Dense retrieval is a promising approach for acquiring relevant context or world knowledge in open-domain natural language processing tasks and is now widely used in information retrieval applications. However, recent reports claim a broad preference for text generated by large language models (LLMs). This bias is called "source bias", and it has been hypothesized that lower perplexity contributes to this effect. In this study, we revisit this claim by conducting a controlled evaluation to trace the emergence of such preferences across training stages and data sources. Using parallel human- and LLM-generated counterparts of the SciFact and Natural Questions (NQ320K) datasets, we compare unsupervised checkpoints with models fine-tuned using in-domain human text, in-domain LLM-generated text, and MS MARCO. Our results show the following: 1) Unsupervised retrievers do not exhibit a uniform pro-LLM preference. The direction and magnitude depend on the dataset. 2) Across the settings tested, supervised fine-tuning on MS MARCO consistently shifts the rankings toward LLM-generated text. 3) In-domain fine-tuning produces dataset-specific and inconsistent shifts in preference. 4) Fine-tuning on LLM-generated corpora induces a pronounced pro-LLM bias. Finally, a retriever-centric perplexity probe involving the reattachment of a language modeling head to the fine-tuned dense retriever encoder indicates agreement with relevance near chance, thereby weakening the explanatory power of perplexity. Our study demonstrates that source bias is a training-induced phenomenon rather than an inherent property of dense retrievers.

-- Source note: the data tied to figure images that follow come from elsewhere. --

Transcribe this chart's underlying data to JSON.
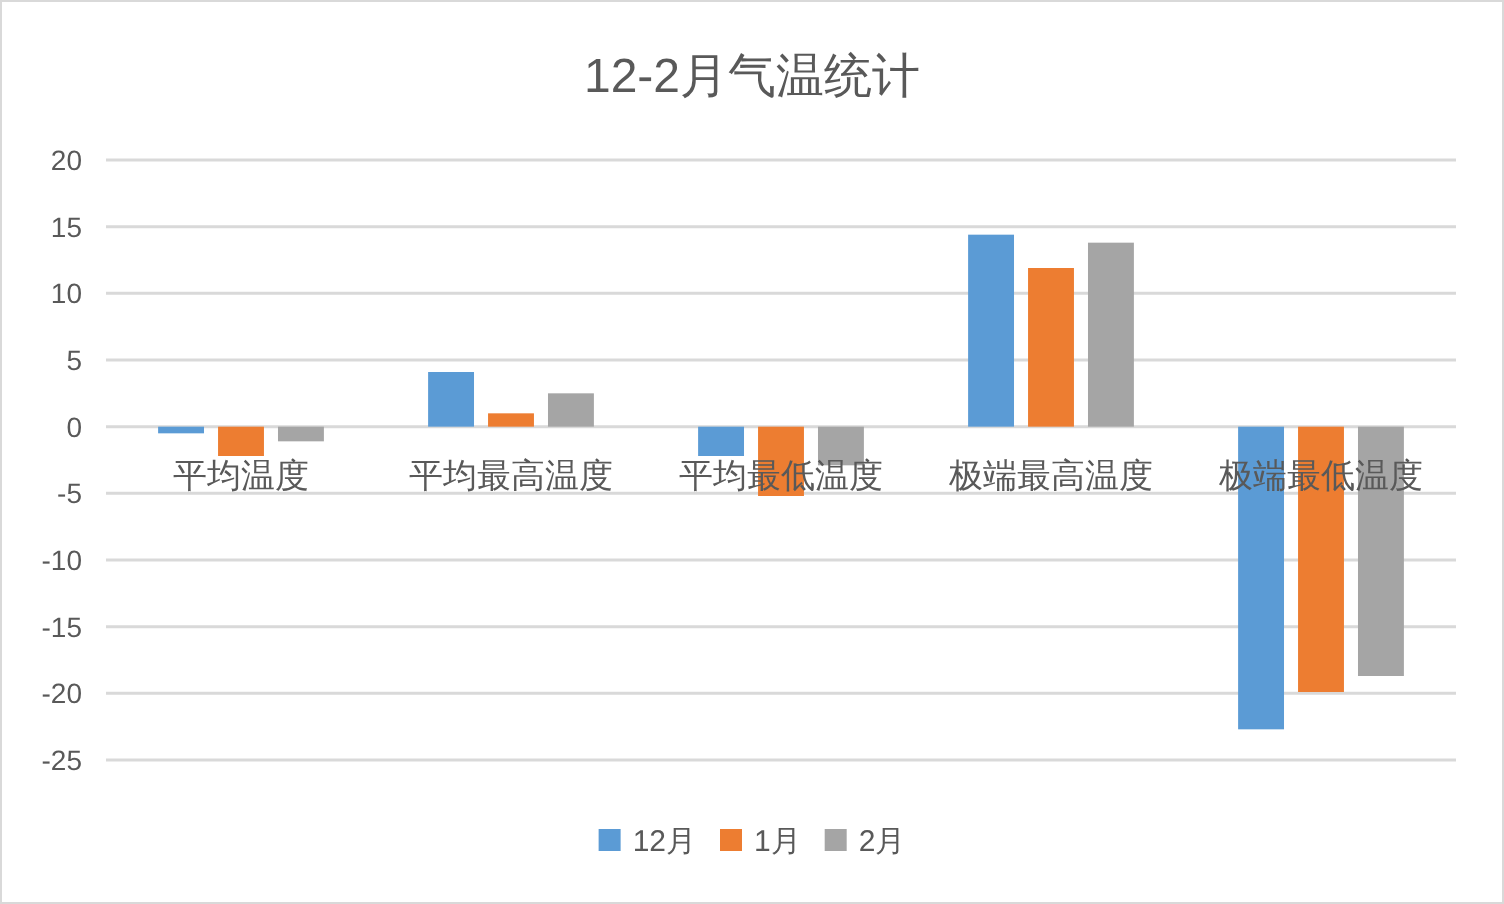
{
  "chart_data": {
    "type": "bar",
    "title": "12-2月气温统计",
    "categories": [
      "平均温度",
      "平均最高温度",
      "平均最低温度",
      "极端最高温度",
      "极端最低温度"
    ],
    "series": [
      {
        "name": "12月",
        "color": "#5b9bd5",
        "values": [
          -0.5,
          4.1,
          -2.2,
          14.4,
          -22.7
        ]
      },
      {
        "name": "1月",
        "color": "#ed7d31",
        "values": [
          -2.2,
          1.0,
          -5.2,
          11.9,
          -19.9
        ]
      },
      {
        "name": "2月",
        "color": "#a5a5a5",
        "values": [
          -1.1,
          2.5,
          -2.9,
          13.8,
          -18.7
        ]
      }
    ],
    "ylim": [
      -25,
      20
    ],
    "yticks": [
      -25,
      -20,
      -15,
      -10,
      -5,
      0,
      5,
      10,
      15,
      20
    ],
    "grid": "y",
    "legend": "bottom"
  }
}
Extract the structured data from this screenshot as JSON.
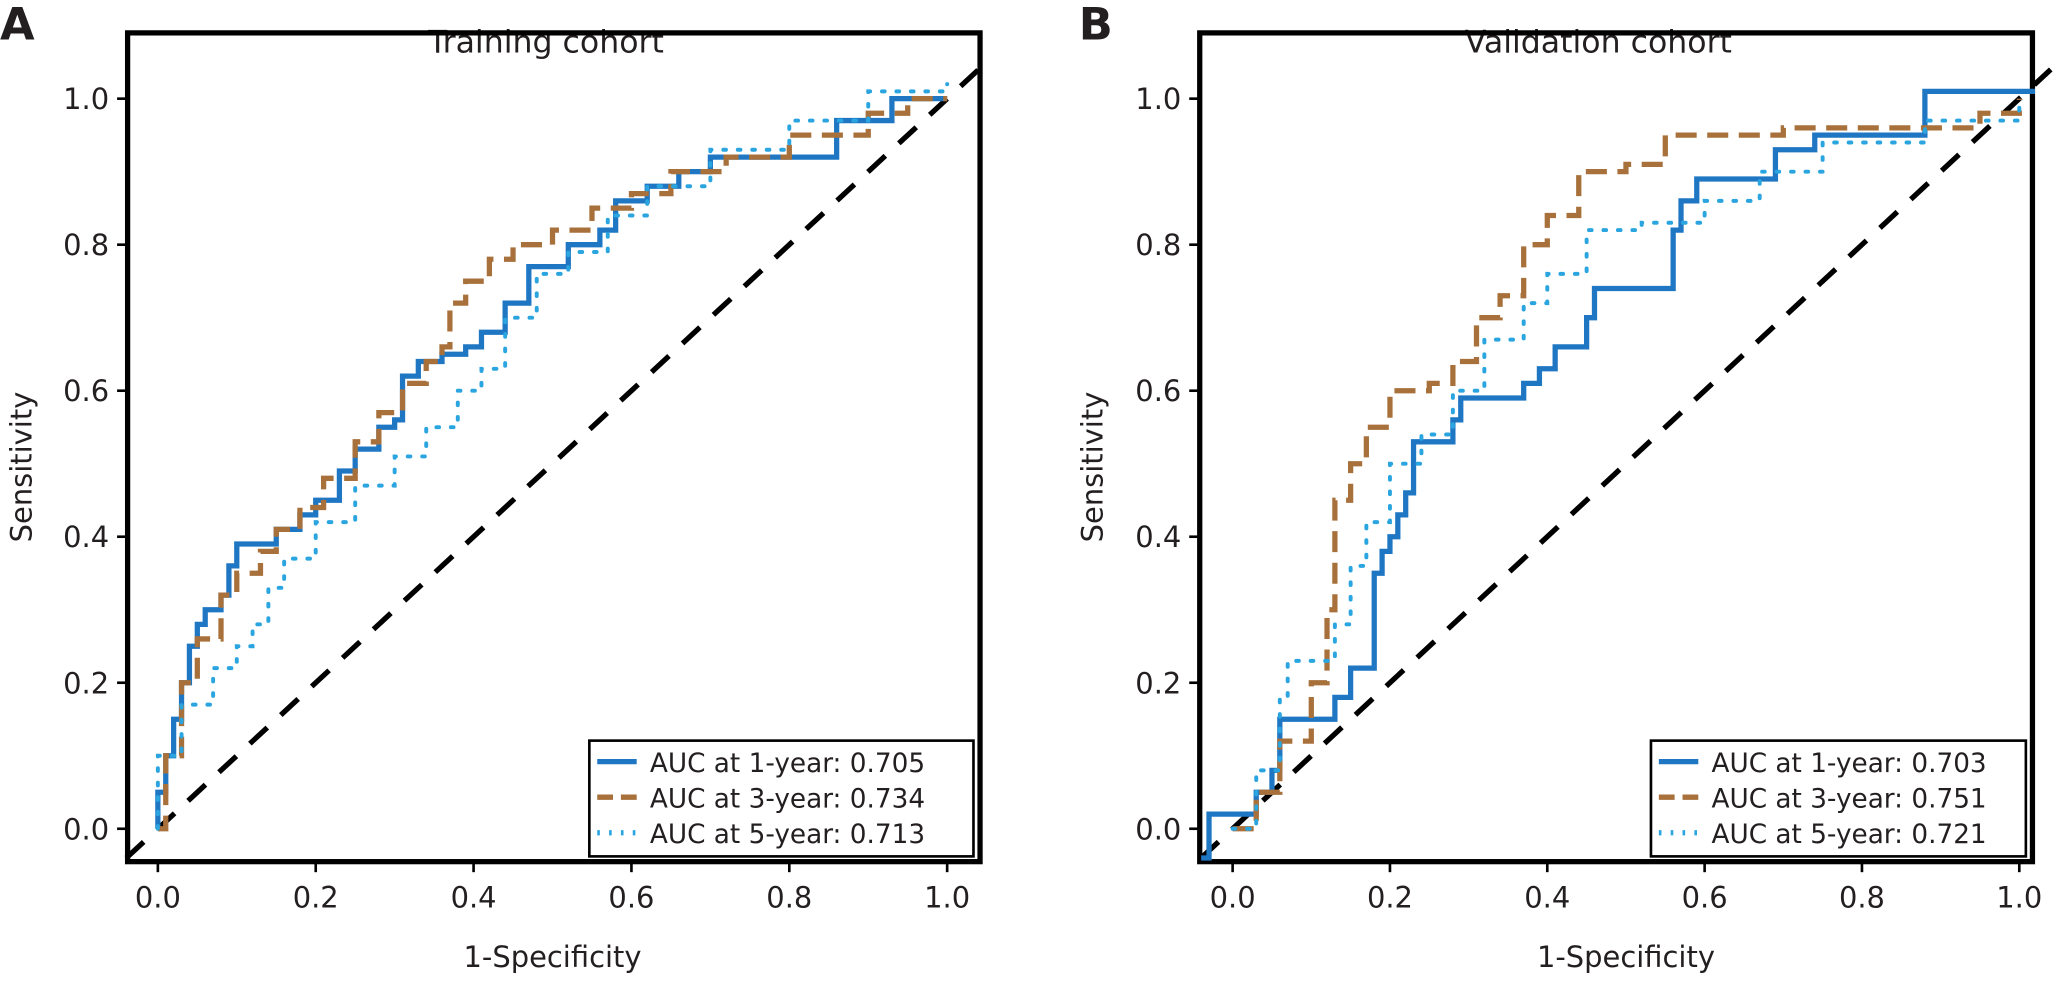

翻译：密集检索是在开放域自然语言处理任务中获取相关语境或世界知识的一种有效方法，目前已广泛应用于信息检索领域。然而，近期研究指出，模型普遍更倾向于选择由大语言模型（LLM）生成的文本。这种偏差被称为“来源偏差”，且已有假设认为较低的困惑度是导致该现象的原因。本研究通过设计受控实验，追踪不同训练阶段与数据来源中此类偏好的形成过程，从而重新审视这一论断。利用SciFact和Natural Questions（NQ320K）数据集中人工生成与LLM生成的平行文本对，我们对比了无监督检查点模型与使用领域内人工文本、领域内LLM生成文本以及MS MARCO数据集进行微调的模型。实验结果如下：1）无监督检索模型并未表现出统一的亲LLM偏好，其偏向的方向与程度因数据集而异；2）在所有测试设定中，基于MS MARCO的监督微调均持续使排序结果偏向LLM生成文本；3）领域内微调产生的偏好偏移具有数据集特异性且不一致；4）在LLM生成语料上进行微调会引发显著的亲LLM偏差。最后，通过将语言建模头重新接入微调后的密集检索编码器进行以检索器为中心的困惑度探测实验，结果显示其与相关性的匹配程度接近随机水平，从而削弱了困惑度的解释力。本研究表明，来源偏差是一种训练诱导现象，而非密集检索器固有的属性。